An opinion piece by Mike Maloney, Chairman of digital asset infrastructure firm 21 Vault, argues that the initial "buy-and-hold" model for Digital Asset Treasuries (DATs) is insufficient and potentially risky. Maloney critiques companies that have raised capital to purchase cryptocurrencies like Bitcoin (BTC) and then simply held the assets, merging with public companies to offer stock exposure. He states this approach places corporate balance sheets at foreign exchange and management risks without generating a return on investment for shareholders.
Maloney contends that a pure hodl strategy is "leveraged speculation" based on the single assumption that crypto prices will always rise, leaving companies vulnerable to market downturns and potential regulatory reclassification as investment companies. Furthermore, he argues that idle crypto holdings do nothing to enhance liquidity, stability, or adoption in the broader ecosystem, failing to support critical infrastructure like Bitcoin's Lightning Network or fund development.
Instead, Maloney proposes a "DAT 2.0" model where companies leverage their crypto holdings to invest back into the ecosystem. For Bitcoin, this would involve strategic investments in mining, custody, payments, lending, and liquidity infrastructure. This approach, he argues, would diversify risk and contribute to the network's long-term growth, ultimately supporting price appreciation. He positions DATs 2.0 as a source of "slow capital" for the crypto economy, akin to the role banks play in traditional finance.
Concurrently, market data reveals a sharp bifurcation within the DAT sector. Analysis of market-to-net-asset-value (mNAV) ratios shows Japanese operator Metaplanet trading at a premium of 1.37x, with 35,102 BTC. This premium enables it to continue the accretive equity issuance and Bitcoin accumulation flywheel. In contrast, sector pioneer MicroStrategy (MSTR), holding 687,410 BTC with an average cost of $75,353, trades at an mNAV discount of 0.93x. Similarly, Semler Scientific (SMLR) trades at an 0.88x mNAV. This discount regime breaks the core DAT model, as issuing equity to buy more Bitcoin destroys per-share value.
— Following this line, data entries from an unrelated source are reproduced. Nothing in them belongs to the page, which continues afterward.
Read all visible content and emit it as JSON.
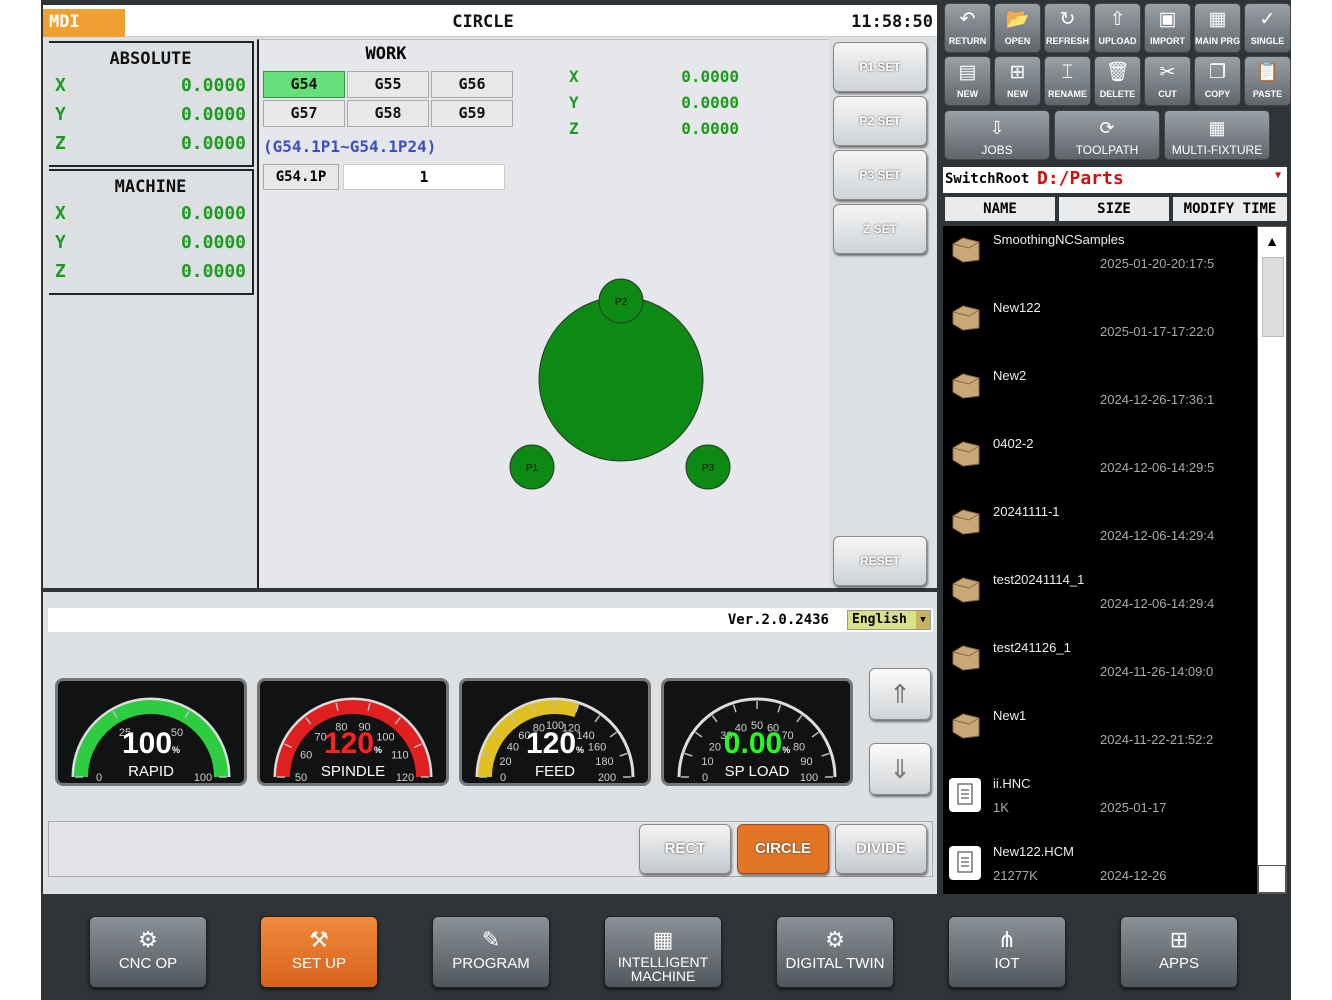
{
  "header": {
    "mode": "MDI",
    "title": "CIRCLE",
    "clock": "11:58:50"
  },
  "absolute": {
    "title": "ABSOLUTE",
    "rows": [
      {
        "axis": "X",
        "value": "0.0000"
      },
      {
        "axis": "Y",
        "value": "0.0000"
      },
      {
        "axis": "Z",
        "value": "0.0000"
      }
    ]
  },
  "machine": {
    "title": "MACHINE",
    "rows": [
      {
        "axis": "X",
        "value": "0.0000"
      },
      {
        "axis": "Y",
        "value": "0.0000"
      },
      {
        "axis": "Z",
        "value": "0.0000"
      }
    ]
  },
  "work": {
    "title": "WORK",
    "buttons": [
      "G54",
      "G55",
      "G56",
      "G57",
      "G58",
      "G59"
    ],
    "active": "G54",
    "range_text": "(G54.1P1~G54.1P24)",
    "ext_label": "G54.1P",
    "ext_value": "1",
    "coords": [
      {
        "axis": "X",
        "value": "0.0000"
      },
      {
        "axis": "Y",
        "value": "0.0000"
      },
      {
        "axis": "Z",
        "value": "0.0000"
      }
    ]
  },
  "side_buttons": [
    "P1 SET",
    "P2 SET",
    "P3 SET",
    "Z SET",
    "RESET"
  ],
  "diagram": {
    "points": [
      "P1",
      "P2",
      "P3"
    ],
    "color": "#0d8a14"
  },
  "status": {
    "version": "Ver.2.0.2436",
    "language": "English"
  },
  "gauges": [
    {
      "label": "RAPID",
      "value": "100",
      "unit": "%",
      "ticks": [
        "0",
        "25",
        "50",
        "100"
      ],
      "arc_color": "#2ecc40",
      "fraction": 1.0
    },
    {
      "label": "SPINDLE",
      "value": "120",
      "unit": "%",
      "ticks": [
        "50",
        "60",
        "70",
        "80",
        "90",
        "100",
        "110",
        "120"
      ],
      "arc_color": "#e02020",
      "fraction": 1.0
    },
    {
      "label": "FEED",
      "value": "120",
      "unit": "%",
      "ticks": [
        "0",
        "20",
        "40",
        "60",
        "80",
        "100",
        "120",
        "140",
        "160",
        "180",
        "200"
      ],
      "arc_color": "#e0c020",
      "fraction": 0.6
    },
    {
      "label": "SP LOAD",
      "value": "0.00",
      "unit": "%",
      "ticks": [
        "0",
        "10",
        "20",
        "30",
        "40",
        "50",
        "60",
        "70",
        "80",
        "90",
        "100"
      ],
      "arc_color": "#2ecc40",
      "fraction": 0.0
    }
  ],
  "arrows": {
    "up": "⇑",
    "down": "⇓"
  },
  "shape_buttons": [
    {
      "label": "RECT",
      "active": false
    },
    {
      "label": "CIRCLE",
      "active": true
    },
    {
      "label": "DIVIDE",
      "active": false
    }
  ],
  "toolbar_row1": [
    {
      "label": "RETURN",
      "icon": "↶"
    },
    {
      "label": "OPEN",
      "icon": "📂"
    },
    {
      "label": "REFRESH",
      "icon": "↻"
    },
    {
      "label": "UPLOAD",
      "icon": "⇧"
    },
    {
      "label": "IMPORT",
      "icon": "▣"
    },
    {
      "label": "MAIN PRG",
      "icon": "▦"
    },
    {
      "label": "SINGLE",
      "icon": "✓"
    }
  ],
  "toolbar_row2": [
    {
      "label": "NEW",
      "icon": "▤"
    },
    {
      "label": "NEW",
      "icon": "⊞"
    },
    {
      "label": "RENAME",
      "icon": "⌶"
    },
    {
      "label": "DELETE",
      "icon": "🗑"
    },
    {
      "label": "CUT",
      "icon": "✂"
    },
    {
      "label": "COPY",
      "icon": "❐"
    },
    {
      "label": "PASTE",
      "icon": "📋"
    }
  ],
  "toolbar_row3": [
    {
      "label": "JOBS",
      "icon": "⇩"
    },
    {
      "label": "TOOLPATH",
      "icon": "⟳"
    },
    {
      "label": "MULTI-FIXTURE",
      "icon": "▦"
    }
  ],
  "switch_root": {
    "label": "SwitchRoot",
    "value": "D:/Parts"
  },
  "file_columns": [
    "NAME",
    "SIZE",
    "MODIFY TIME"
  ],
  "files": [
    {
      "name": "SmoothingNCSamples",
      "size": "",
      "time": "2025-01-20-20:17:5",
      "type": "folder"
    },
    {
      "name": "New122",
      "size": "",
      "time": "2025-01-17-17:22:0",
      "type": "folder"
    },
    {
      "name": "New2",
      "size": "",
      "time": "2024-12-26-17:36:1",
      "type": "folder"
    },
    {
      "name": "0402-2",
      "size": "",
      "time": "2024-12-06-14:29:5",
      "type": "folder"
    },
    {
      "name": "20241111-1",
      "size": "",
      "time": "2024-12-06-14:29:4",
      "type": "folder"
    },
    {
      "name": "test20241114_1",
      "size": "",
      "time": "2024-12-06-14:29:4",
      "type": "folder"
    },
    {
      "name": "test241126_1",
      "size": "",
      "time": "2024-11-26-14:09:0",
      "type": "folder"
    },
    {
      "name": "New1",
      "size": "",
      "time": "2024-11-22-21:52:2",
      "type": "folder"
    },
    {
      "name": "ii.HNC",
      "size": "1K",
      "time": "2025-01-17",
      "type": "file"
    },
    {
      "name": "New122.HCM",
      "size": "21277K",
      "time": "2024-12-26",
      "type": "file"
    }
  ],
  "scroll_up": "▲",
  "nav": [
    {
      "label": "CNC OP",
      "icon": "⚙",
      "active": false
    },
    {
      "label": "SET UP",
      "icon": "⚒",
      "active": true
    },
    {
      "label": "PROGRAM",
      "icon": "✎",
      "active": false
    },
    {
      "label": "INTELLIGENT MACHINE",
      "icon": "▦",
      "active": false
    },
    {
      "label": "DIGITAL TWIN",
      "icon": "⚙",
      "active": false
    },
    {
      "label": "IOT",
      "icon": "⋔",
      "active": false
    },
    {
      "label": "APPS",
      "icon": "⊞",
      "active": false
    }
  ]
}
The recent 11% increase in Vanguard's position in Metaplanet to 15.64 million shares is clarified as a mechanical index fund adjustment within its $573.7 billion Total International Stock Index Fund, representing less than 0.01% of the fund's assets, rather than an active endorsement of the DAT thesis.
The conclusion is that the DAT sector is not experiencing a uniform recovery but is instead bifurcated. Success is now tied to company-specific execution, favorable jurisdictions, and the ability to trade at a premium mNAV, rather than a broad-based market revival.